SW Shockers Red explode for 26 runs
Once the sun ducked behind towering clouds and a large anvil moving in from the west to steadily drop the scorching temperature, the Red Southwest Shockers' bats still remained hot.
The Shockers, now 6-0 on the summer campaign, exploded for a 10-run second inning in a 12-4 run-ruled nightcap win over the Oklahoma City Indians Friday evening at MacArthur High School. The Shockers were just as impressive in their first game of the day when bulldozing Piedmont, 15-1, courtesy of a pair of 7-run innings.
The Shockers' bats have been sizzling in the first two days of the Jim Walton Tournament as the Red squad has scored 51 runs in four blowout victories, granting the Shockers the No. 1 seed in Pool A heading into today's games.
Today, the Shockers meet Woodward (Pool B, No. 4 Seed) at 1:30 p.m. at Cameron University's McCord Field. Should the Shockers win again, they will be in the driver's seat and won't play until Sunday at noon, with the championship in sight.
"We all take winning seriously," said Shocker Brady Hopkins, an All-State catcher from Granite. "That was key for us to get off to a hot start and keep rolling. We just want to get this first tournament out of the way, win it, build that confidence and keep moving forward."
Hopkins pitched a complete game in the win over Piedmont and then got behind the plate as catcher in the win over the Indians.
The loose, but motivated Shockers got cooking in the second inning when lighting up the Indians for 10 runs. Austin Neal doubled to the left-center wall, stole third base then slid home safely on a fielder's choice for the Shockers' first run of the game.
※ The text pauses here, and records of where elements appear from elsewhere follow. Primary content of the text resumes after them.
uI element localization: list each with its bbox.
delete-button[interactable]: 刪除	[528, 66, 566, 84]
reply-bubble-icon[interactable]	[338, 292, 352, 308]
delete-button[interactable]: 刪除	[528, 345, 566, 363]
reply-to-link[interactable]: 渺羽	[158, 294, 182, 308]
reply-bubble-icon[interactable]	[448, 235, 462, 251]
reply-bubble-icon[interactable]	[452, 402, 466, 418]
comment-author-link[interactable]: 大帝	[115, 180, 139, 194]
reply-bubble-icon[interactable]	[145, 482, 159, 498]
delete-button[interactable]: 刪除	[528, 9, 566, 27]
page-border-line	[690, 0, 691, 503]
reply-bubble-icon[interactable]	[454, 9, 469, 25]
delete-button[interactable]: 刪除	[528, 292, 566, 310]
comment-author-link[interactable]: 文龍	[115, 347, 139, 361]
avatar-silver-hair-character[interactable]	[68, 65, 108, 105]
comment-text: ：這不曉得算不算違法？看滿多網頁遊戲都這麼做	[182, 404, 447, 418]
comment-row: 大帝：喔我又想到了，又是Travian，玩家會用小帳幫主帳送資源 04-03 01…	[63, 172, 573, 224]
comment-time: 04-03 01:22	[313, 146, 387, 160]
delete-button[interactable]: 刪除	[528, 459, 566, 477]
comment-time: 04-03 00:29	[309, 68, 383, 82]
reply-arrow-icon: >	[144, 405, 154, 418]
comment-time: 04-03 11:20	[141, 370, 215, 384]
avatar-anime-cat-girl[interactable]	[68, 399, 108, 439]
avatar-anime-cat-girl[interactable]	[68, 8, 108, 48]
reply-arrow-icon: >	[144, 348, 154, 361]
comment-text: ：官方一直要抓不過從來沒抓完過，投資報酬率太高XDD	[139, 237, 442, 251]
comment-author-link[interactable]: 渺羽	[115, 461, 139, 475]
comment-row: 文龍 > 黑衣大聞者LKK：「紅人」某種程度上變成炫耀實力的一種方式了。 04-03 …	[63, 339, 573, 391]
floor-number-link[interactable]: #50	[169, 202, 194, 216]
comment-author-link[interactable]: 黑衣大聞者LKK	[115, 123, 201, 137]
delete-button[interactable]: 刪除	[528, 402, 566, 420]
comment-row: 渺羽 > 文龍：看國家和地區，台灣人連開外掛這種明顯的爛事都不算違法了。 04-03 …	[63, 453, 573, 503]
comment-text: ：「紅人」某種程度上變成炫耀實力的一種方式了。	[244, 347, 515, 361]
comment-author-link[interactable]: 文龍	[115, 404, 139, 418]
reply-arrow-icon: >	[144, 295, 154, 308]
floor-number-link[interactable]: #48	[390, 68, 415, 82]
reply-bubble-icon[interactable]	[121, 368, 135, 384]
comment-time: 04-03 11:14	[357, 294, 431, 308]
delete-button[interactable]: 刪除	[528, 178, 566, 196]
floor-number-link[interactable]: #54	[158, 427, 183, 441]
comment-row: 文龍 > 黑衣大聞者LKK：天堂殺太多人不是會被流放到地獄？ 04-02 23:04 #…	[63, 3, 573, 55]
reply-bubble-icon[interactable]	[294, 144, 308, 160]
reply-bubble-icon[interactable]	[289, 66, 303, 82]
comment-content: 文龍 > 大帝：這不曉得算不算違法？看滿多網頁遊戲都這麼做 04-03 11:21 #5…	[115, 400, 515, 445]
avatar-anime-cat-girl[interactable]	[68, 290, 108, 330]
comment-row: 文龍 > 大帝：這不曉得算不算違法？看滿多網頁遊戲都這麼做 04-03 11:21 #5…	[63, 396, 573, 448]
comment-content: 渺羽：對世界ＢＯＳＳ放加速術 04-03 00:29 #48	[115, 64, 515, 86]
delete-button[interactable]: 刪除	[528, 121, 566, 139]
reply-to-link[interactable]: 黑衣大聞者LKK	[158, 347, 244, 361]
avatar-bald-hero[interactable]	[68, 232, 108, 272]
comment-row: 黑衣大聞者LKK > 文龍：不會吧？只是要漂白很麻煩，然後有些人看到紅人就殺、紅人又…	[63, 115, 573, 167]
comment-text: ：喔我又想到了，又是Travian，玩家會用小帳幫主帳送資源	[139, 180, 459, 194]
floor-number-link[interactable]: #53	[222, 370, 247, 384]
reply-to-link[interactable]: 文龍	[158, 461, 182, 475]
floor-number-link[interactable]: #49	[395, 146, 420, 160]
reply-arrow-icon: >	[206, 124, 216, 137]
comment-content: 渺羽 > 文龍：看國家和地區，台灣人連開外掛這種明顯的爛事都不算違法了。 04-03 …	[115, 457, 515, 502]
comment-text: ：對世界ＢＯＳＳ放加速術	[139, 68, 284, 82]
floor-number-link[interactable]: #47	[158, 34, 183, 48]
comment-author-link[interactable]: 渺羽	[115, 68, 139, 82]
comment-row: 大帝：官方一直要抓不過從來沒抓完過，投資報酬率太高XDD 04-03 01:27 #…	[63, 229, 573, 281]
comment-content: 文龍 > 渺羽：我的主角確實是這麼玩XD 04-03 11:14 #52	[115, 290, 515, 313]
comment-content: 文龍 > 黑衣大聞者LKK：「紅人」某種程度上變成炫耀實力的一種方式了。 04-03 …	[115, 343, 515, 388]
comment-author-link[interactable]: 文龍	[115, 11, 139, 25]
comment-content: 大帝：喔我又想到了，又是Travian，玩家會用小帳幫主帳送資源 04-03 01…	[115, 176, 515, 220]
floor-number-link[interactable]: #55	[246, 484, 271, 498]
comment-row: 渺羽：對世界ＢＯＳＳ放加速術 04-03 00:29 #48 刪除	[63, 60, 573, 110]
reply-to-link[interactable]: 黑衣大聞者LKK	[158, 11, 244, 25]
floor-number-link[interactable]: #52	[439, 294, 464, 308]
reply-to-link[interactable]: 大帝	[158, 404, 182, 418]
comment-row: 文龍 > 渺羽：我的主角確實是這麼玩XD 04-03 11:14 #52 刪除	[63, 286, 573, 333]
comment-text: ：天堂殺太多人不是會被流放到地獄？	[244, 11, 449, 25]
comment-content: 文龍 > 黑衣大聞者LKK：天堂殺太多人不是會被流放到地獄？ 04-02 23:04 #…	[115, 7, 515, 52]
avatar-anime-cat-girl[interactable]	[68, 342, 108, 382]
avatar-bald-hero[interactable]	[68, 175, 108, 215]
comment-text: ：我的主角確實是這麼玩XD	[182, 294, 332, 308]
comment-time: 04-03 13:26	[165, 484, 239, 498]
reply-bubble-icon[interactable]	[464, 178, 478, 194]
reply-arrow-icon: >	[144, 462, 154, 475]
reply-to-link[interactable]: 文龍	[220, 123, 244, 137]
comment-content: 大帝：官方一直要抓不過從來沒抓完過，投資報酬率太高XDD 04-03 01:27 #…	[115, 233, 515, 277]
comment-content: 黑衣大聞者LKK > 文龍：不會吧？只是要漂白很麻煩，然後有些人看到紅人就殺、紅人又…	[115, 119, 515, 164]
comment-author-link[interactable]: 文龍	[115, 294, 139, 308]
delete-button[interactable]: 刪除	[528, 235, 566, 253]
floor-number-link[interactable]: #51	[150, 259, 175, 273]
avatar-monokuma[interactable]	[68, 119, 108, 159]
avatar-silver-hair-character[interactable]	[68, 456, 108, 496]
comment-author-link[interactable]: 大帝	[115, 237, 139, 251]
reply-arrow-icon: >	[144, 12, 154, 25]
Brooks Red ripped a liner to right field for an RBI single before the Shockers scored on a bases-loaded walk. Then Trevor Bianchini of Elgin lined a 2-run double to center, and all of a sudden it was 5-0 Shockers.
Neal strolled back to the plate and cashed in a 3-run home run over the left-center wall, for a 9-0 lead.
"Sorry I ruined your grand slam," Jaken Snider jokingly told Neal after Snider had hit an RBI sacrafice fly, squandering Neal's bases-loaded opportunity.
In the third, the Shockers plated another run courtesy of Lenard Pieterez's RBI double to the left field wall to make it 11-3.
"Confidence," Hopkins said of where the quality run production is stemming from. "Everyone knows what their part is and gets on base. Then the next guy's job is to move them over and get 'em in."
It's also done wonders for the Shockers on the other side of the ball, knowing the lead is safe.
"The run production means a lot for our pitching," Fultz said. "We don't have to go out there and be as sharp on the mound. It lets the guys relax and just throw, knowing if you give up a couple runs, it's not a big deal because we're gonna go out there and get those runs back. So that run support helps our pitching staff a lot."